Bir fırında şoför olarak çalışan Ahmet Öztel, evde kedi, köpek, kuş ve balık besleyenlerin aksine kendisine evcil hayvan olarak horozu seçti.
Öztel, semt pazarından çocuklarının evde beslemek için 2 horoz aldığını belirterek, 2-3 ay evde besledikten sonra horozlardan birini karganın telef ettiğini söyledi.
Horozu Behlül'e yaklaşık 10 yıldır evladı gibi baktığını ifade eden Öztel, Behlül'ün bakımını kendisinin yaptığını, mısır, buğday ve yeşilliklerle beslediğini kaydetti.
Ahmet Öztel, hava güzel olduğunda horozu Behlül'ü parka götürdüğünü aktararak, "Behlül'ü çimenlere bırakıyorum, mangal yapmaya da benimle geliyor, etrafımdan hiç ayrılmıyor. Bazen toprağa bulaşır, eve gelince onu ılık suyla yıkar güzelce kuruturum. Bana İstanbul'un yarısını verseniz ben Behlül'ümü vermem.
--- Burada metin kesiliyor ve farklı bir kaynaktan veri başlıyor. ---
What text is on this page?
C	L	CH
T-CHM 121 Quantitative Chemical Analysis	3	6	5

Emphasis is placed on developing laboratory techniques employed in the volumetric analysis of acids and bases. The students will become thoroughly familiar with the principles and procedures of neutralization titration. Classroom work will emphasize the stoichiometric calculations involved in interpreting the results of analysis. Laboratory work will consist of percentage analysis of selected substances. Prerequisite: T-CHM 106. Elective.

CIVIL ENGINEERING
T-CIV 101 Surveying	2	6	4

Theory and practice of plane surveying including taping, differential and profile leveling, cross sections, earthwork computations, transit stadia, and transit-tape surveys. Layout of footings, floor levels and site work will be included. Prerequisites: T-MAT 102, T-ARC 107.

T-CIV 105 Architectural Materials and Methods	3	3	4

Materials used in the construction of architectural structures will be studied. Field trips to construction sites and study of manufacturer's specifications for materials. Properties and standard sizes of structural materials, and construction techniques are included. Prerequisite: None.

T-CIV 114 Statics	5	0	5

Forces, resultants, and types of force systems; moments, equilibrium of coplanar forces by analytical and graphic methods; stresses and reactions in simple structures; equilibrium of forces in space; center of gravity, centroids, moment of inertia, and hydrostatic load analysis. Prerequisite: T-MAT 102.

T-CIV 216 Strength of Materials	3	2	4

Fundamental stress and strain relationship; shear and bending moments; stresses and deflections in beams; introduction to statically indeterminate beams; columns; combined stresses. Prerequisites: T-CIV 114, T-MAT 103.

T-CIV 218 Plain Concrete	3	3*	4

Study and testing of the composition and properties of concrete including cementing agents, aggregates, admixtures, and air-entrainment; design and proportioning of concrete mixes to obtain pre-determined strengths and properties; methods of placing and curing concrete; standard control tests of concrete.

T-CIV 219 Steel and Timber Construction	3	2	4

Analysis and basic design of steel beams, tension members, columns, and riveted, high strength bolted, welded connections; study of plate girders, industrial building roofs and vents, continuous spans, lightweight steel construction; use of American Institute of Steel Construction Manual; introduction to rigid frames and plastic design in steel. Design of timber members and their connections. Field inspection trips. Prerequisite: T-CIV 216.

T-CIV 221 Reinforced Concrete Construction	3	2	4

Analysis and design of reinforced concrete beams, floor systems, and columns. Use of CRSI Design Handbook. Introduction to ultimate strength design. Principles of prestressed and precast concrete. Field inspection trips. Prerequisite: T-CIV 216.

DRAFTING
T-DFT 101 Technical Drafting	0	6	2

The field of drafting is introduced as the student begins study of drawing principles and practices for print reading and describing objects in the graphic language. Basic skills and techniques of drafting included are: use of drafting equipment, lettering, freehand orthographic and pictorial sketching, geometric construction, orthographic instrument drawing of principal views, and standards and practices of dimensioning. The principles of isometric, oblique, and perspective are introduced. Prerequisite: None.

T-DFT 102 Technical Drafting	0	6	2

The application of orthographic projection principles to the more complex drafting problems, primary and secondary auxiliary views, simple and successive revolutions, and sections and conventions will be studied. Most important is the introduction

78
O benim evladım gibi" dedi.
- Behlül'ün farkı şehirli olması
Zeytinburnu'nda ikamet eden Öztel, horozu Behlül'ün mahallenin maskotu haline geldiğini belirterek, "Akşam işten gelince Behlül ile evden kahveye kadar yürürüz, sonra arkadaşlarla oturur çay içeriz. Hatta ona da çay içiririm. Herkes sever onu, şimdiye kadar çok garipseyen insanlar oldu ama Behlül tasması olmadan özgürce hareket eder. Kimselere zarar vermedi. Kahvede okey bile oynuyoruz " diye konuştu.
Öztel, otobüse Behlül'ü almadıklarını için özel aracıyla seyahat ettiğini anlattı.
Horozunun kendisini çoğu kez trafik cezalarından da kurtardığını aktaran Öztel, "Kamyonda yük ağır diye beni durdurdular, yanımda Behlül'ü görünce şaşırdılar, Behlül'ü sevip beni bıraktılar. Onunla Trabzon'a da Çanakkale'ye de gittim. Benimle birlikte çay da topladı" dedi.
Behlül'ün farklı bir evcil hayvan olduğunu anlatan Öztel, "Nereye gitsem Behlül'ü yanımdan ayırmam, memlekette bahçeli bir evimiz var. Yaz günlerinde kapıyı açık bırakır uyuruz. Behlül kapıdan ayrılmaz, içeriye de kimseleri sokmaz" ifadelerini kullandı.